Speaker
Description
Galactic cosmic ray (GCR) intensities exhibit recurrent variations caused by their passage through heliospheric structures co-rotating with the Sun, with the ∼27-day periodicity being the most prominent one. To study this periodicity, data collected by the High-Energy Particle Detector (HEPD-01) on board the China Seismo-Electromagnetic Satellite (CSES-01) in Low-Earth Orbit have been used to derive daily proton fluxes from August 2018 to August 2019, in the energy range between ∼55 and ∼200 MeV. Daily fluxes from HEPD-01 have been analyzed along with proton fluxes measured during the same period by ERNE and EPHIN, on board the SOHO spacecraft, and by AMS-02, on board the International Space Station.
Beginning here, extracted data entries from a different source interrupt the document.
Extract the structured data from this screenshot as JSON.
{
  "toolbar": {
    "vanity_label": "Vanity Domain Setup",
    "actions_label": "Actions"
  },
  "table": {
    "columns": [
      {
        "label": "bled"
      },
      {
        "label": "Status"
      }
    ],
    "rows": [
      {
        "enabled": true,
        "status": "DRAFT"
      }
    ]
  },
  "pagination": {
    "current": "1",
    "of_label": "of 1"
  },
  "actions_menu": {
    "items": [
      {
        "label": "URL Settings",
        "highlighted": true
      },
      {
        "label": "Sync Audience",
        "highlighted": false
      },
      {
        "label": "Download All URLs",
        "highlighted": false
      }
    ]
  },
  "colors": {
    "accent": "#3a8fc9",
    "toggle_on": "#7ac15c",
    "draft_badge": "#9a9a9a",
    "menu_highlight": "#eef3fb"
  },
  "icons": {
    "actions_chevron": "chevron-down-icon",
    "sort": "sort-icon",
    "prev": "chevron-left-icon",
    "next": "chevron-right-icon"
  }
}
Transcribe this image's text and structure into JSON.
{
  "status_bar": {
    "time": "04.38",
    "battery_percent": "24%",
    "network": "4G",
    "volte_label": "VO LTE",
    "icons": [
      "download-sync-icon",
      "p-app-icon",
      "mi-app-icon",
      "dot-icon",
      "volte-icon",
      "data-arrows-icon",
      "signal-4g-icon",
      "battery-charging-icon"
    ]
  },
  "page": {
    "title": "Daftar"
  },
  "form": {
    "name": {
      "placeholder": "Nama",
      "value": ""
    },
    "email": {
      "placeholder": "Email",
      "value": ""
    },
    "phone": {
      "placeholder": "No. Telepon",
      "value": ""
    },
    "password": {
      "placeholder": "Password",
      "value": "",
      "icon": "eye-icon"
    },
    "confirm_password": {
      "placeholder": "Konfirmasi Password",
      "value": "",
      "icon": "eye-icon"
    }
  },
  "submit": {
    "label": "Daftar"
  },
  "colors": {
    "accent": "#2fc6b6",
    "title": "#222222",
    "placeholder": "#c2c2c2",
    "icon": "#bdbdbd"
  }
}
Using a classical time-frequency analysis, the ∼27-day periodicity shows a maximum occurring earlier for HEPD-01 than for high-energy data from AMS-02. Additionally, the rigidity dependence of the amplitude of the aforementioned GCR variations cannot be described by the same power law at both low and high energies. The spectrum flattens below ∼0.8 GV with a local minimum at about 0.4 GV, showing a power-law behavior at > 1 GV. HEPD-01 observations fill the energy gap between low-energy (EPHIN, ERNE, etc.) and higher-energy (e.g., PAMELA and AMS-02) space-borne experiments, providing important information for understanding GCR periodicities.